Hemen Rüya’nın yanına çöktüm ve kollarımı ona sardım. Tir tir titriyordu. Bakışlarımı hala açık olan kapıdan dışarıya yönelttim. Rüya’nın çığlığını duyan herkes lavabonun kapısına gelmişti ama kanın hem kokusu hem de görüntüsünden dolayı kimse içeri giremiyordu. Arka taraflarda kanın kırmızı rengini uzaktan bile görünce bayılmış olan birkaç kişiyi ayıltmaya çalıştıklarını olduğum yerden görebiliyordum. Bizim grup en önlerdeydi. Emir’le göz göze geldiğimde anında konuştum. “Çantamı getirir misin?” Söylediğimi yapmak için sebebe ihtiyacı yoktu. Anında başıyla beni onayladı ve kalabalığı yarıp oturduğumuz yere gitti. On beş saniye bile olmadan da çantamla geri döndü. “Çantamda hırkam var. Hemen çıkar onu benim için.”

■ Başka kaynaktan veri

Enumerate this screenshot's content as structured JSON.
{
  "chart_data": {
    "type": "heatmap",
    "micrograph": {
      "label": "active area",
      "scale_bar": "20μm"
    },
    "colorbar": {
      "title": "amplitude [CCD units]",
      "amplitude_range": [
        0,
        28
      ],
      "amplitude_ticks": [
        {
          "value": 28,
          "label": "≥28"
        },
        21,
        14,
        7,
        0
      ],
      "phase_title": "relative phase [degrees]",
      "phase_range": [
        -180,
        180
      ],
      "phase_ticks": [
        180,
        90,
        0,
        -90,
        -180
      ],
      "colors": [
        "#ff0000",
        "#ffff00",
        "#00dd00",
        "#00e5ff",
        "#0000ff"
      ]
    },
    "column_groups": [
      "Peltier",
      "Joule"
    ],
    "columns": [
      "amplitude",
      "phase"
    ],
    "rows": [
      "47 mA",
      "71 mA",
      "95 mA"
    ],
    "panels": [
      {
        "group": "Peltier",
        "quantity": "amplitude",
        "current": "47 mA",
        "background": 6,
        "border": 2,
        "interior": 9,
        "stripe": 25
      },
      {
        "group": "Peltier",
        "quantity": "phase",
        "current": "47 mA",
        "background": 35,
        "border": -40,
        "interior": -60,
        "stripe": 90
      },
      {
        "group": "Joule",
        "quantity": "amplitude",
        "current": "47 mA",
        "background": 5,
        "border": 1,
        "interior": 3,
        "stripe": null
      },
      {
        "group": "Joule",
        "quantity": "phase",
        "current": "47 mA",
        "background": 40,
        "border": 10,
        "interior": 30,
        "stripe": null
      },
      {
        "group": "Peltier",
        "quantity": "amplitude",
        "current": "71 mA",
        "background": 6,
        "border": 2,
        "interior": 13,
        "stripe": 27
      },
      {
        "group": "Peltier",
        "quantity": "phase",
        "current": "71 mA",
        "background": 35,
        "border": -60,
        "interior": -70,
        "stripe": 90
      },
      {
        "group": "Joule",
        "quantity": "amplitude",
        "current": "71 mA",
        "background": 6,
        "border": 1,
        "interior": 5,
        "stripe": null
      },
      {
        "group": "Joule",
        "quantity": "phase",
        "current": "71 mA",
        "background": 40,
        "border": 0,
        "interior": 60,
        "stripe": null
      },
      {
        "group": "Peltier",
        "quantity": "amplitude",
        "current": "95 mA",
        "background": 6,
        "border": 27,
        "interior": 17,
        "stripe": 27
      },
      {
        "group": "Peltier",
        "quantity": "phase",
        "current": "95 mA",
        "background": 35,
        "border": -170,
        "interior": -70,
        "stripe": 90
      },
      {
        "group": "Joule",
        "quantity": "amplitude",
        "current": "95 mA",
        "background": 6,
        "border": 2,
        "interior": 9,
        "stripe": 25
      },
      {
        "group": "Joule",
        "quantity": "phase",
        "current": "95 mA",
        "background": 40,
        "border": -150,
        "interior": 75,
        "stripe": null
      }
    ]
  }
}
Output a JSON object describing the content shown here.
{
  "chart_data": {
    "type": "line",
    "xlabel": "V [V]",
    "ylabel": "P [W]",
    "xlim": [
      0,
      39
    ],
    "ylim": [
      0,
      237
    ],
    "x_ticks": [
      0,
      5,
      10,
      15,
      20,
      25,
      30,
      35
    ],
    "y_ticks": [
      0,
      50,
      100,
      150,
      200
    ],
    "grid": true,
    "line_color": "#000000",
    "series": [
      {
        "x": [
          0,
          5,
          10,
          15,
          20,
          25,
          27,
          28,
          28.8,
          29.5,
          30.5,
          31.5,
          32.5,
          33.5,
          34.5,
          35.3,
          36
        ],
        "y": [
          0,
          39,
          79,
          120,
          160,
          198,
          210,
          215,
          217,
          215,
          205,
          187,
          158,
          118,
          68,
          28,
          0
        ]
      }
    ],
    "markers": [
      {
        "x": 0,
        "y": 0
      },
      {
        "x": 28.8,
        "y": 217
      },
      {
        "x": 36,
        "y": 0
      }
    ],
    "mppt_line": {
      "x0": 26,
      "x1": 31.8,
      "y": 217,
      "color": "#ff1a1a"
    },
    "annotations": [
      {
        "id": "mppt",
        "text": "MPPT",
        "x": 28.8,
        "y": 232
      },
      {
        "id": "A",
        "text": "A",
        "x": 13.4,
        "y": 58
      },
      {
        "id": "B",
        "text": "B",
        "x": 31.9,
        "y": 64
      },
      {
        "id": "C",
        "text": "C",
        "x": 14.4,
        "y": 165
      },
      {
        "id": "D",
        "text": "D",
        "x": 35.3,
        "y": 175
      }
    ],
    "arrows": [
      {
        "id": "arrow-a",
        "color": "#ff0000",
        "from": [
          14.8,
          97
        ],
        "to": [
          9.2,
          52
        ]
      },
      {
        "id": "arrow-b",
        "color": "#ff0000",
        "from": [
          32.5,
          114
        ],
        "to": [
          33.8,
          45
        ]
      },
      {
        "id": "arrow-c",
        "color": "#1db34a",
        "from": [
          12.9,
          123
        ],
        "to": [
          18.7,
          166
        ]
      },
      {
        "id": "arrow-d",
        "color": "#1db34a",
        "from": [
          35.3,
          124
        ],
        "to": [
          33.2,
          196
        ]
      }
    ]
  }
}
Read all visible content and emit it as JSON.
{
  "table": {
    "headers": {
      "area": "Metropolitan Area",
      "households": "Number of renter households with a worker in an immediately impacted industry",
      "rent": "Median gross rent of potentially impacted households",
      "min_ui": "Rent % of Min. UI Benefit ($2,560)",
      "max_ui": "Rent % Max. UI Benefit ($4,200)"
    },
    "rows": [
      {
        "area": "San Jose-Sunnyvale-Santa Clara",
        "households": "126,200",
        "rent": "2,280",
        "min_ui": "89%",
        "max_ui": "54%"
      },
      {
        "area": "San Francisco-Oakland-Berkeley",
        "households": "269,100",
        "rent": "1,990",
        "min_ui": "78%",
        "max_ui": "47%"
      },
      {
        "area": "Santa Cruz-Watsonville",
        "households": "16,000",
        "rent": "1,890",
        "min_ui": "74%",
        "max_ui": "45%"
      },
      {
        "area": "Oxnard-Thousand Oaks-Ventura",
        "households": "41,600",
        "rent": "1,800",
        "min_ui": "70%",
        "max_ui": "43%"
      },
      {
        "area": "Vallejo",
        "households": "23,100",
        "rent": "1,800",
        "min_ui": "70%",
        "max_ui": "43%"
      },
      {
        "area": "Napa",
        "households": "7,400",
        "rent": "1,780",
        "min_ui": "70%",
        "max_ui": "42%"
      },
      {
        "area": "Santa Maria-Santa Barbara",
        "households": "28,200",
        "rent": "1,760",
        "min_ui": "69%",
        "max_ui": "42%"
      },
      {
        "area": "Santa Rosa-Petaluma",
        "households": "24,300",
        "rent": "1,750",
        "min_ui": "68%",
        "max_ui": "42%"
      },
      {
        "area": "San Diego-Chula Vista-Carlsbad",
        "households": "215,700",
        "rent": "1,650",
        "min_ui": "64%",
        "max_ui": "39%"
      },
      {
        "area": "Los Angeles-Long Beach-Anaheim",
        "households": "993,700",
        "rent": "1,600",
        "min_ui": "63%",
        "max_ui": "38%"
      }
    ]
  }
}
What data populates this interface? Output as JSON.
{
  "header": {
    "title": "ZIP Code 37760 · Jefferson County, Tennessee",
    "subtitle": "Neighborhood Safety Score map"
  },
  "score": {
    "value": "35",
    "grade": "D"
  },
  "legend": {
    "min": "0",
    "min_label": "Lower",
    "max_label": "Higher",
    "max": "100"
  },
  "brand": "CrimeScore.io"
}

Ne kadar bu grupta lider olarak görülsem de emir kipiyle konuşmayı sevmezdim normalde ama şu noktada aklım başımdan gitmiş haldeydi. Emir ikiletmeden dediğimi yaptı yine. Hırkamı alıp hızla hala sarılıyor olduğum Rüya’ya giydirdim. Kardeşimin bedeninin soğuduğunu hissediyordum ve bu bana hiç de iyiye alâmet gibi görünmemişti. Onu hızla baştan aşağı inceledim her hangi bir hasar aradım ama hiçbir şey yoktu. Hatta etraftaki kana rağmen Rüya’nın üstünde tek bir leke bile yoktu. Benim için o an bu çok iyiydi. Üzerine de düşünmedim. Rüya’ya iyice yaklaşıp sessizce konuştum. “Hadi güzelim. Kalkman lazım. Buradan çıkmalıyız.”
Rüya kısa bir an bana baktı. Sonra titreyerek başını salladı. Benden destek alarak zorlukla ayağa kalktı ama bir adım bile atamadan kollarıma öylece yığıldı. Neredeyse bir çığlıkta ben atacaktım. Emrah hemen koşup Rüya’yı almak istedi. Onu uzaklaştırdım. Bana ters ters baktı ama o an bir şey diyemedi. Kalabalığa bakıp yüksek sesle konuştum. “Hemen polisi ve ambulansı arayın! Ve sakın polis gelene kadar bu kapıdan içeri adımınızı bile atmayın!”

Herkes otomatik olarak başıyla onayladı ve birkaç kişi hemen telefonlara sarıldı. Ben hala bana yaslanan ve baygın olan kardeşimi kucaklayıp kapıdan çıktım. Grubun erkeklerinin bana yol açmasıyla kolaylıkla tüm gün oturduğumuz koltuklara gittim. Rüya’yı eğik bir açıyla oturtup nabzını kontrol ettim. Bu sırada benim peşimden gelmiş olan grup çoktan çevreme toplanmıştı. Emrah hemen yanıma çöktü. “Rüya iyi mi?” dedi korkuyla. “Rengi çok soluk duruyor.”

“Bilmiyorum,” diyebildim sadece. Bilmiyordum.  Ama bilmeyi her şeyden çok istiyordum. Bir an arkama bakıp bu kez Emre’yle göz göze geldim. Hemen yanıma çöktü söyleyeceklerimi dinlemek için. “Emir ve Cenk’i alıp kalabalığı bir kontrol et. Kimsenin o tuvalete polisten önce girmemesi lazım.” Emre hızla beni onaylayıp ayağa kalktı. O kalkar kalkmaz başımı Selim’e çevirdim. Bu kez hemen o çöktü yanıma. “Selim, hemen bizim grubu kontrol edip sayı al. Tam mıyız yoksa eksik var mı bana haber ver.” Selim de onaylayıp hemen iş başına geçti. Hemen ardından Fulya’ya baktım. O da çöktüğünde son görevi verdim. “Kalabalığın çevresinde dolaş ve onların sayısını almaya çalış. Yanına Sude’yi de alıp kapılara gidin. Kimsenin buradan çıkmaması lâzım.”